Stefanie travaille dans un hôpital pendant un an après ses missions à bord de l’Ocean Viking, avant de rejoindre l’équipe du Geo Barents – le nouveau navire de MSF – en avril 2021. Après plusieurs missions sur le Geo Barents, Stefanie décide de revenir sur l’Ocean Viking en tant que cheffe d’équipe médicale pour SOS MEDITERRANEE, en février 2022. « J’ai toujours voulu revenir à bord de l’Ocean Viking. Lorsque je suis montée pour la première fois sur le navire, j’ai eu l’impression de rentrer à la maison.  J’ai été heureuse de voir que le module médical était presque le même qu’en 2019, avec quelques changements efficaces. Je suis étonnée de voir à quel point chaque membre de l’équipe à bord est expérimenté : ils connaissent les procédures, ils connaissent le navire, ils connaissent leur place. »

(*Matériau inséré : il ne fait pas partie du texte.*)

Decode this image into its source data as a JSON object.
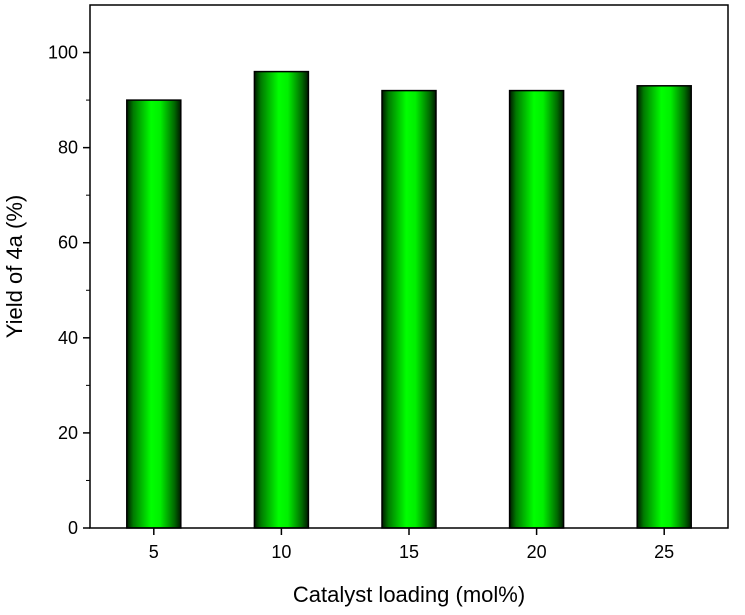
{
  "chart_data": {
    "type": "bar",
    "title": "",
    "xlabel": "Catalyst loading (mol%)",
    "ylabel": "Yield of 4a (%)",
    "categories": [
      "5",
      "10",
      "15",
      "20",
      "25"
    ],
    "values": [
      90,
      96,
      92,
      92,
      93
    ],
    "ylim": [
      0,
      110
    ],
    "yticks": [
      0,
      20,
      40,
      60,
      80,
      100
    ],
    "grid": false,
    "legend": "none",
    "colors": {
      "bar_center": "#00ff00",
      "bar_edge": "#001a00",
      "frame": "#000000"
    }
  }
}
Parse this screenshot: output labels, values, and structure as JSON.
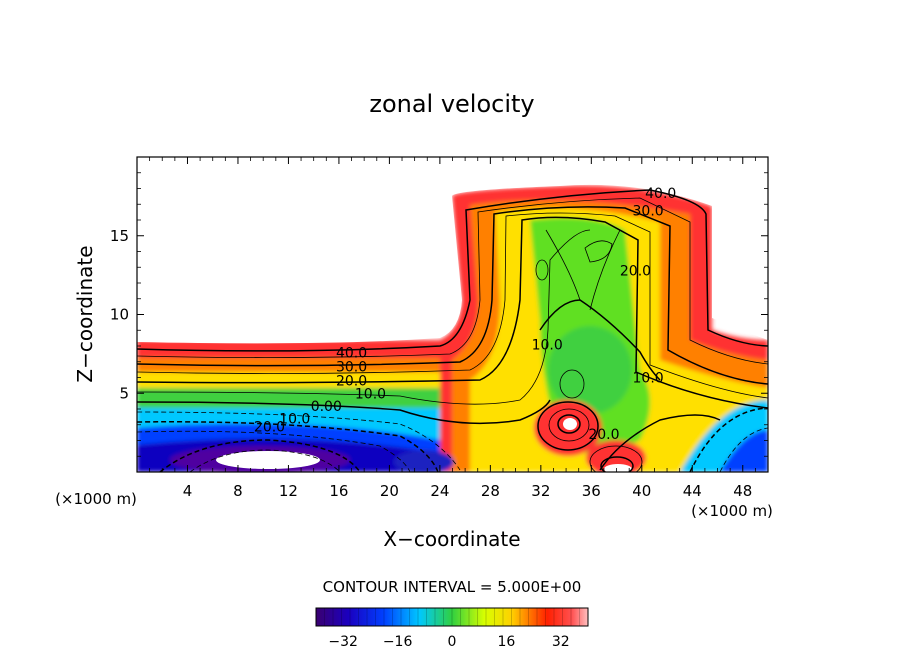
{
  "chart_data": {
    "type": "heatmap",
    "title": "zonal velocity",
    "xlabel": "X−coordinate",
    "ylabel": "Z−coordinate",
    "x_unit_left": "(×1000 m)",
    "x_unit_right": "(×1000 m)",
    "xlim": [
      0,
      50
    ],
    "ylim": [
      0,
      20
    ],
    "x_ticks": [
      4,
      8,
      12,
      16,
      20,
      24,
      28,
      32,
      36,
      40,
      44,
      48
    ],
    "y_ticks": [
      5,
      10,
      15
    ],
    "contour_interval_text": "CONTOUR INTERVAL = 5.000E+00",
    "contour_interval": 5.0,
    "contour_labels": [
      {
        "text": "40.0",
        "x": 17.0,
        "y": 7.6
      },
      {
        "text": "30.0",
        "x": 17.0,
        "y": 6.7
      },
      {
        "text": "20.0",
        "x": 17.0,
        "y": 5.8
      },
      {
        "text": "10.0",
        "x": 18.5,
        "y": 5.0
      },
      {
        "text": "0.00",
        "x": 15.0,
        "y": 4.2
      },
      {
        "text": "10.0",
        "x": 12.5,
        "y": 3.4
      },
      {
        "text": "20.0",
        "x": 10.5,
        "y": 2.9
      },
      {
        "text": "40.0",
        "x": 41.5,
        "y": 17.7
      },
      {
        "text": "30.0",
        "x": 40.5,
        "y": 16.6
      },
      {
        "text": "20.0",
        "x": 39.5,
        "y": 12.8
      },
      {
        "text": "10.0",
        "x": 32.5,
        "y": 8.1
      },
      {
        "text": "10.0",
        "x": 40.5,
        "y": 6.0
      },
      {
        "text": "20.0",
        "x": 37.0,
        "y": 2.4
      }
    ],
    "colorbar": {
      "min": -40,
      "max": 40,
      "ticks": [
        "−32",
        "−16",
        "0",
        "16",
        "32"
      ],
      "tick_values": [
        -32,
        -16,
        0,
        16,
        32
      ]
    },
    "colors": {
      "very_low": "#3a0070",
      "low": "#0000e0",
      "mid_low": "#00c8ff",
      "zero": "#30d040",
      "mid_high": "#ffff00",
      "high": "#ff2000",
      "very_high": "#ffb0b0"
    }
  }
}
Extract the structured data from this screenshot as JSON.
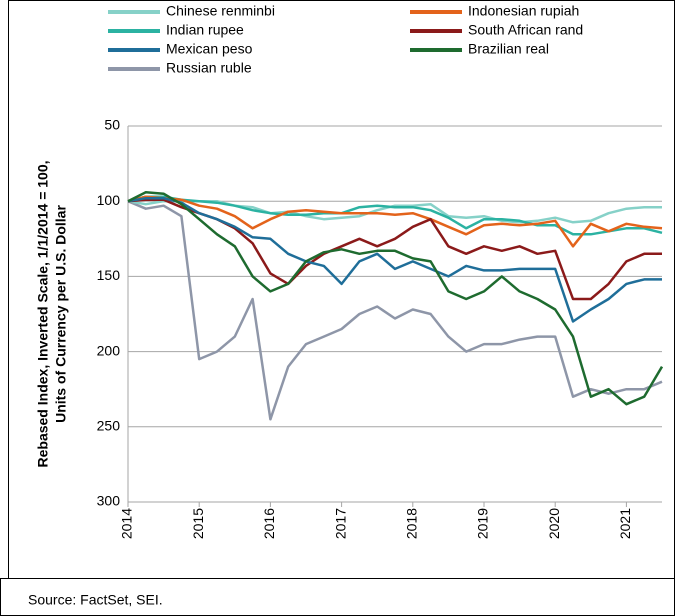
{
  "chart_data": {
    "type": "line",
    "y_label": [
      "Rebased Index, Inverted Scale, 1/1/2014 = 100,",
      "Units of Currency per U.S. Dollar"
    ],
    "source": "Source: FactSet, SEI.",
    "x": [
      2014,
      2014.25,
      2014.5,
      2014.75,
      2015,
      2015.25,
      2015.5,
      2015.75,
      2016,
      2016.25,
      2016.5,
      2016.75,
      2017,
      2017.25,
      2017.5,
      2017.75,
      2018,
      2018.25,
      2018.5,
      2018.75,
      2019,
      2019.25,
      2019.5,
      2019.75,
      2020,
      2020.25,
      2020.5,
      2020.75,
      2021,
      2021.25,
      2021.5
    ],
    "xlim": [
      2014,
      2021.5
    ],
    "xticks": [
      2014,
      2015,
      2016,
      2017,
      2018,
      2019,
      2020,
      2021
    ],
    "ylim": [
      50,
      300
    ],
    "yticks": [
      50,
      100,
      150,
      200,
      250,
      300
    ],
    "invert_y": true,
    "grid": true,
    "series": [
      {
        "name": "Chinese renminbi",
        "color": "#86d1c8",
        "values": [
          100,
          102,
          100,
          100,
          100,
          100,
          103,
          104,
          108,
          107,
          110,
          112,
          111,
          110,
          106,
          103,
          103,
          102,
          110,
          111,
          110,
          113,
          114,
          113,
          111,
          114,
          113,
          108,
          105,
          104,
          104
        ]
      },
      {
        "name": "Indonesian rupiah",
        "color": "#e3631b",
        "values": [
          100,
          97,
          98,
          99,
          103,
          105,
          110,
          118,
          112,
          107,
          106,
          107,
          108,
          108,
          108,
          109,
          108,
          112,
          117,
          122,
          116,
          115,
          116,
          115,
          113,
          130,
          115,
          120,
          115,
          117,
          118
        ]
      },
      {
        "name": "Indian rupee",
        "color": "#2bb2a2",
        "values": [
          100,
          97,
          97,
          99,
          100,
          101,
          103,
          106,
          108,
          109,
          109,
          108,
          108,
          104,
          103,
          104,
          104,
          106,
          111,
          118,
          112,
          112,
          113,
          116,
          116,
          122,
          122,
          120,
          118,
          118,
          121
        ]
      },
      {
        "name": "South African rand",
        "color": "#8b1a1a",
        "values": [
          100,
          99,
          99,
          104,
          108,
          112,
          118,
          128,
          148,
          155,
          143,
          135,
          130,
          125,
          130,
          125,
          117,
          112,
          130,
          135,
          130,
          133,
          130,
          135,
          133,
          165,
          165,
          155,
          140,
          135,
          135
        ]
      },
      {
        "name": "Mexican peso",
        "color": "#1f6e99",
        "values": [
          100,
          98,
          98,
          101,
          108,
          112,
          117,
          124,
          125,
          135,
          140,
          143,
          155,
          140,
          135,
          145,
          140,
          145,
          150,
          143,
          146,
          146,
          145,
          145,
          145,
          180,
          172,
          165,
          155,
          152,
          152
        ]
      },
      {
        "name": "Brazilian real",
        "color": "#1e6b2f",
        "values": [
          100,
          94,
          95,
          102,
          112,
          122,
          130,
          150,
          160,
          155,
          140,
          134,
          132,
          135,
          133,
          133,
          138,
          140,
          160,
          165,
          160,
          150,
          160,
          165,
          172,
          190,
          230,
          225,
          235,
          230,
          210
        ]
      },
      {
        "name": "Russian ruble",
        "color": "#8e96a8",
        "values": [
          100,
          105,
          103,
          110,
          205,
          200,
          190,
          165,
          245,
          210,
          195,
          190,
          185,
          175,
          170,
          178,
          172,
          175,
          190,
          200,
          195,
          195,
          192,
          190,
          190,
          230,
          225,
          228,
          225,
          225,
          220
        ]
      }
    ]
  }
}
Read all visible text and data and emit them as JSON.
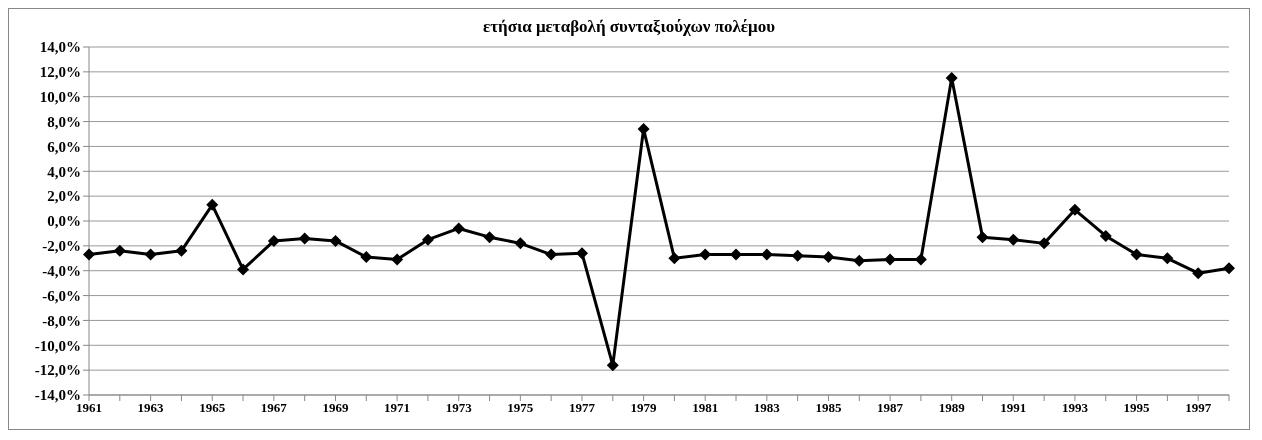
{
  "chart_data": {
    "type": "line",
    "title": "ετήσια μεταβολή συνταξιούχων πολέμου",
    "categories": [
      "1961",
      null,
      "1963",
      null,
      "1965",
      null,
      "1967",
      null,
      "1969",
      null,
      "1971",
      null,
      "1973",
      null,
      "1975",
      null,
      "1977",
      null,
      "1979",
      null,
      "1981",
      null,
      "1983",
      null,
      "1985",
      null,
      "1987",
      null,
      "1989",
      null,
      "1991",
      null,
      "1993",
      null,
      "1995",
      null,
      "1997",
      null
    ],
    "series": [
      {
        "color": "#000000",
        "values": [
          -2.7,
          -2.4,
          -2.7,
          -2.4,
          1.3,
          -3.9,
          -1.6,
          -1.4,
          -1.6,
          -2.9,
          -3.1,
          -1.5,
          -0.6,
          -1.3,
          -1.8,
          -2.7,
          -2.6,
          -11.6,
          7.4,
          -3.0,
          -2.7,
          -2.7,
          -2.7,
          -2.8,
          -2.9,
          -3.2,
          -3.1,
          -3.1,
          11.5,
          -1.3,
          -1.5,
          -1.8,
          0.9,
          -1.2,
          -2.7,
          -3.0,
          -4.2,
          -3.8
        ]
      }
    ],
    "ylim": [
      -14,
      14
    ],
    "yticks": [
      {
        "value": -14,
        "label": "-14,0%"
      },
      {
        "value": -12,
        "label": "-12,0%"
      },
      {
        "value": -10,
        "label": "-10,0%"
      },
      {
        "value": -8,
        "label": "-8,0%"
      },
      {
        "value": -6,
        "label": "-6,0%"
      },
      {
        "value": -4,
        "label": "-4,0%"
      },
      {
        "value": -2,
        "label": "-2,0%"
      },
      {
        "value": 0,
        "label": "0,0%"
      },
      {
        "value": 2,
        "label": "2,0%"
      },
      {
        "value": 4,
        "label": "4,0%"
      },
      {
        "value": 6,
        "label": "6,0%"
      },
      {
        "value": 8,
        "label": "8,0%"
      },
      {
        "value": 10,
        "label": "10,0%"
      },
      {
        "value": 12,
        "label": "12,0%"
      },
      {
        "value": 14,
        "label": "14,0%"
      }
    ],
    "grid": "y",
    "marker": "diamond",
    "line_style": "solid"
  }
}
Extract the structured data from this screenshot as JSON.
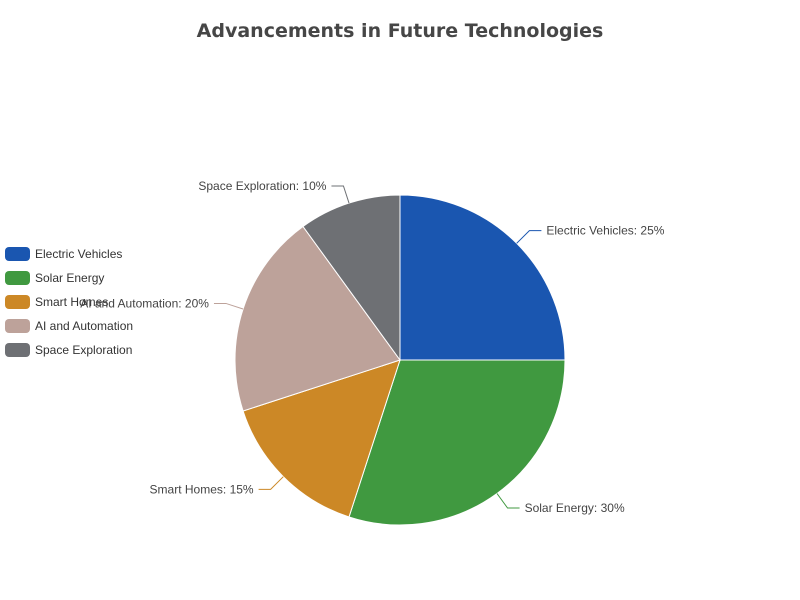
{
  "chart_data": {
    "type": "pie",
    "title": "Advancements in Future Technologies",
    "slices": [
      {
        "name": "Electric Vehicles",
        "value": 25,
        "label": "Electric Vehicles: 25%",
        "color": "#1a56b0"
      },
      {
        "name": "Solar Energy",
        "value": 30,
        "label": "Solar Energy: 30%",
        "color": "#409940"
      },
      {
        "name": "Smart Homes",
        "value": 15,
        "label": "Smart Homes: 15%",
        "color": "#cc8826"
      },
      {
        "name": "AI and Automation",
        "value": 20,
        "label": "AI and Automation: 20%",
        "color": "#bda29a"
      },
      {
        "name": "Space Exploration",
        "value": 10,
        "label": "Space Exploration: 10%",
        "color": "#6e7074"
      }
    ],
    "legend_position": "left"
  }
}
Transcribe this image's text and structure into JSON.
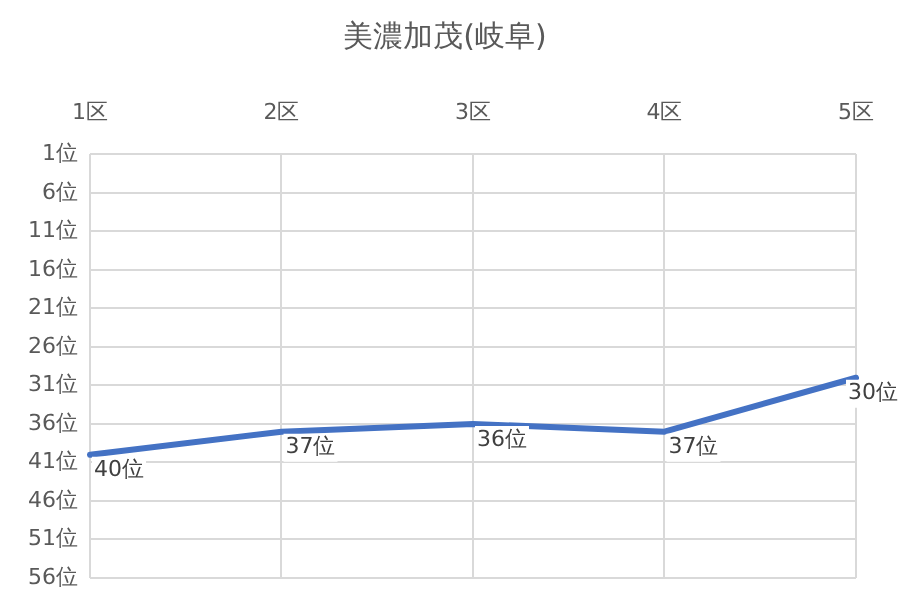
{
  "chart_data": {
    "type": "line",
    "title": "美濃加茂(岐阜)",
    "categories": [
      "1区",
      "2区",
      "3区",
      "4区",
      "5区"
    ],
    "series": [
      {
        "color": "#4472c4",
        "values": [
          40,
          37,
          36,
          37,
          30
        ],
        "value_labels": [
          "40位",
          "37位",
          "36位",
          "37位",
          "30位"
        ]
      }
    ],
    "ylim": [
      56,
      1
    ],
    "yticks": [
      {
        "value": 1,
        "label": "1位"
      },
      {
        "value": 6,
        "label": "6位"
      },
      {
        "value": 11,
        "label": "11位"
      },
      {
        "value": 16,
        "label": "16位"
      },
      {
        "value": 21,
        "label": "21位"
      },
      {
        "value": 26,
        "label": "26位"
      },
      {
        "value": 31,
        "label": "31位"
      },
      {
        "value": 36,
        "label": "36位"
      },
      {
        "value": 41,
        "label": "41位"
      },
      {
        "value": 46,
        "label": "46位"
      },
      {
        "value": 51,
        "label": "51位"
      },
      {
        "value": 56,
        "label": "56位"
      }
    ],
    "grid": true,
    "legend": false,
    "marker": "none",
    "line_style": "solid"
  }
}
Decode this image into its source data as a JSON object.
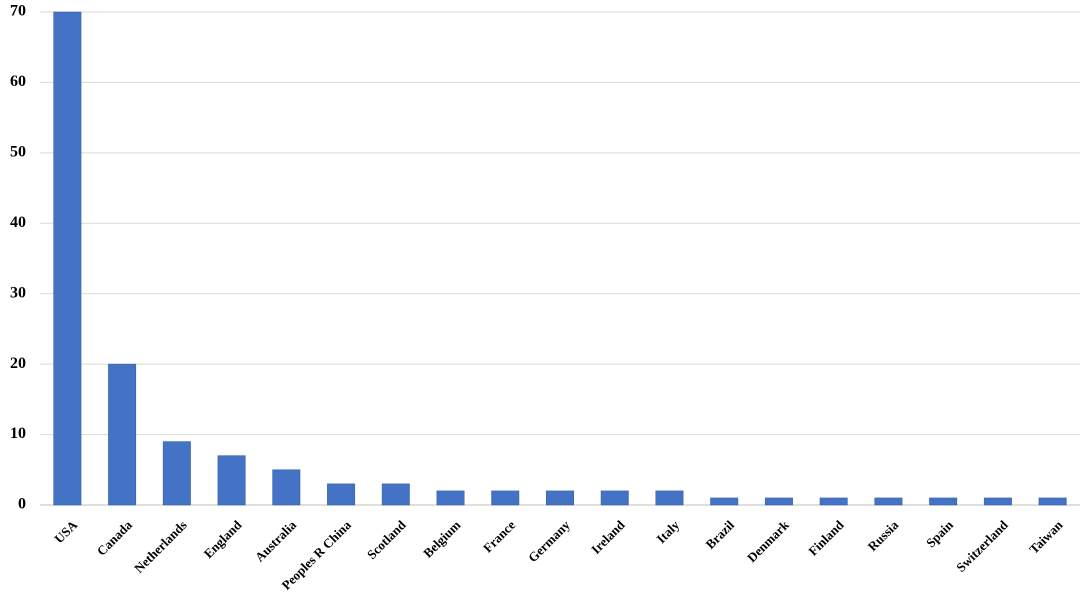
{
  "chart_data": {
    "type": "bar",
    "title": "",
    "xlabel": "",
    "ylabel": "",
    "ylim": [
      0,
      70
    ],
    "yticks": [
      0,
      10,
      20,
      30,
      40,
      50,
      60,
      70
    ],
    "grid": true,
    "categories": [
      "USA",
      "Canada",
      "Netherlands",
      "England",
      "Australia",
      "Peoples R China",
      "Scotland",
      "Belgium",
      "France",
      "Germany",
      "Ireland",
      "Italy",
      "Brazil",
      "Denmark",
      "Finland",
      "Russia",
      "Spain",
      "Switzerland",
      "Taiwan"
    ],
    "values": [
      70,
      20,
      9,
      7,
      5,
      3,
      3,
      2,
      2,
      2,
      2,
      2,
      1,
      1,
      1,
      1,
      1,
      1,
      1
    ],
    "colors": {
      "bar": "#4472c4",
      "bar_edge": "#3a62a8",
      "grid": "#d9d9d9"
    }
  }
}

« Le contexte actuel est très différent de ce qu’il était en 2019. Les protocoles liés au COVID-19 sont un défi, mais je vois que l’équipe a établi les meilleures procédures possibles pour le navire. Il n’y a toujours pas de coordination des autorités de recherche et sauvetage en mer, mais j’espère que cela finira par s’améliorer. »

Photos : Hannah Wallace Bowman, Avra Fialas, Claire Juchat / SOS MEDITERRANEE

 


[1] Communiqué de presse à propos de ce sauvetage en mer : /sauvetages-010418

[2] Lorsqu’une embarcation est secourue par un navire de sauvetage, la mention « RESCUED » [secourue] est inscrite sur l’embarcation. Les embarcations vides et ne portant pas d’inscription représentent donc un potentiel naufrage.